The Exchange proposes to amend Rule 11.1, Hours of Trading, Interpretations and Policies .01, to cease trading on the Exchange's System as of February 1, 2017. The proposed rule change is available on the Exchange's Web site at www.nyse.com, at the principal office of the Exchange, and at the Commission's Public Reference Room.

II. Self-Regulatory Organization's Statement of the Purpose of, and Statutory Basis for, the Proposed Rule Change

In its filing with the Commission, the self-regulatory organization included statements concerning the purpose of, and basis for, the proposed rule change and discussed any comments it received on the proposed rule change. The text of those statements may be examined at the places specified in Item IV below.
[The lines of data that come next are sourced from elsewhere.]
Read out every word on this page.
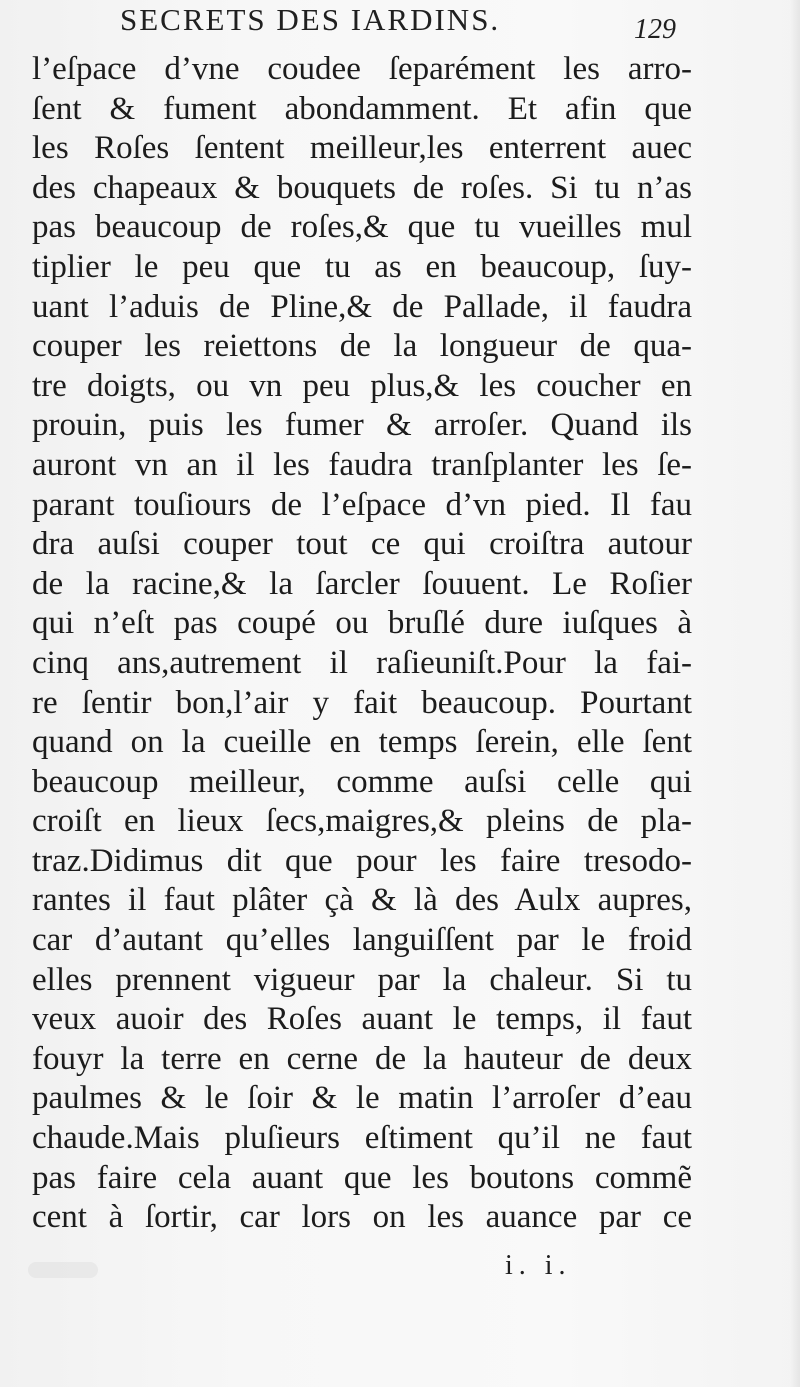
SECRETS DES IARDINS.	129
l’eſpace d’vne coudee ſeparément les arro-
ſent & fument abondamment. Et afin que
les Roſes ſentent meilleur,les enterrent auec
des chapeaux & bouquets de roſes. Si tu n’as
pas beaucoup de roſes,& que tu vueilles mul
tiplier le peu que tu as en beaucoup, ſuy-
uant l’aduis de Pline,& de Pallade, il faudra
couper les reiettons de la longueur de qua-
tre doigts, ou vn peu plus,& les coucher en
prouin, puis les fumer & arroſer. Quand ils
auront vn an il les faudra tranſplanter les ſe-
parant touſiours de l’eſpace d’vn pied. Il fau
dra auſsi couper tout ce qui croiſtra autour
de la racine,& la ſarcler ſouuent. Le Roſier
qui n’eſt pas coupé ou bruſlé dure iuſques à
cinq ans,autrement il raſieuniſt.Pour la fai-
re ſentir bon,l’air y fait beaucoup. Pourtant
quand on la cueille en temps ſerein, elle ſent
beaucoup meilleur, comme auſsi celle qui
croiſt en lieux ſecs,maigres,& pleins de pla-
traz.Didimus dit que pour les faire tresodo-
rantes il faut plâter çà & là des Aulx aupres,
car d’autant qu’elles languiſſent par le froid
elles prennent vigueur par la chaleur. Si tu
veux auoir des Roſes auant le temps, il faut
fouyr la terre en cerne de la hauteur de deux
paulmes & le ſoir & le matin l’arroſer d’eau
chaude.Mais pluſieurs eſtiment qu’il ne faut
pas faire cela auant que les boutons commẽ
cent à ſortir, car lors on les auance par ce
i. i.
The Exchange has prepared summaries, set forth in sections A, B, and C below, of the most significant parts of such statements.

A. Self-Regulatory Organization's Statement of the Purpose of, and Statutory Basis for, the Proposed Rule Change

1. Purpose

The Exchange, a corporation organized under the laws of the State of Delaware, is a registered national securities exchange under Section 6 of the Exchange Act [4] and operates as a self-regulatory organization. Pursuant to a transaction that closed on January 31, 2017 and the related rules approved by the Commission on January 30, 2017 (the “Transaction”), the Exchange is a wholly-owned subsidiary of NYSE Group, Inc.[5] For the reasons set forth below, the Exchange now seeks to amend Rule 11.1, Hours of Trading, Interpretations and Policies .01, to state that it will cease trading on the System as of February 1, 2017 before market open.

The Exchange's trading volumes are extremely low. Currently, the Exchange currently [sic] has approximately 0.02% of market share among national securities exchanges. In addition, the Exchange's affiliates New York Stock Exchange LLC (“NYSE”), NYSE MKT LLC (“NYSE MKT”), and NYSE Arca, Inc. (“NYSE Arca”) have migrated, or are migrating, to Pillar, an integrated trading technology platform designed to use a single specification for connecting to the equities and options markets operated by the Exchange and its affiliates.[6] Given the Exchange's low trading volumes and the complexities and expense of operating the System while simultaneously migrating to Pillar, the Exchange proposes to cease trading as of February 1, 2017. The proposal would enable the Exchange to focus its resources on the migration to the next generation trading system, which is currently scheduled to occur in the first quarter of 2018.

Accordingly, the Exchange proposes to amend .01, Interpretations and Policies, under Rule 11.1 to delete “Reserved” and add the following text: “Cessation of Trading on the Exchange: The Exchange shall cease trading on the System as of February 1, 2017. All Exchange Rules will remain in full force and effect through and after February 1, 2017.”

After trading ceases as described herein, the Exchange will remain registered as a national securities exchange and continue discharging its obligations as a self-regulatory organization including, among other things, completing all open regulatory matters relating to trading on the System up to and including the close of business on February 1, 2017. The Exchange notes that it is not the Designated Examining Authority (“DEA”) for any of its ETP Holders and that there are no NYSE National-only ETP Holders, i.e., all NYSE National ETP Holders are members of other self-regulatory organizations. Further, the Exchange will retain disciplinary jurisdiction over all ETP Holders and persons associated with ETP Holders pursuant to Chapter VIII of the Exchange's Rules and Rule 8.1(b) in particular.[7] The Exchange will accordingly be able to enforce any rule violation occurring prior to the close of business on February 1, 2017.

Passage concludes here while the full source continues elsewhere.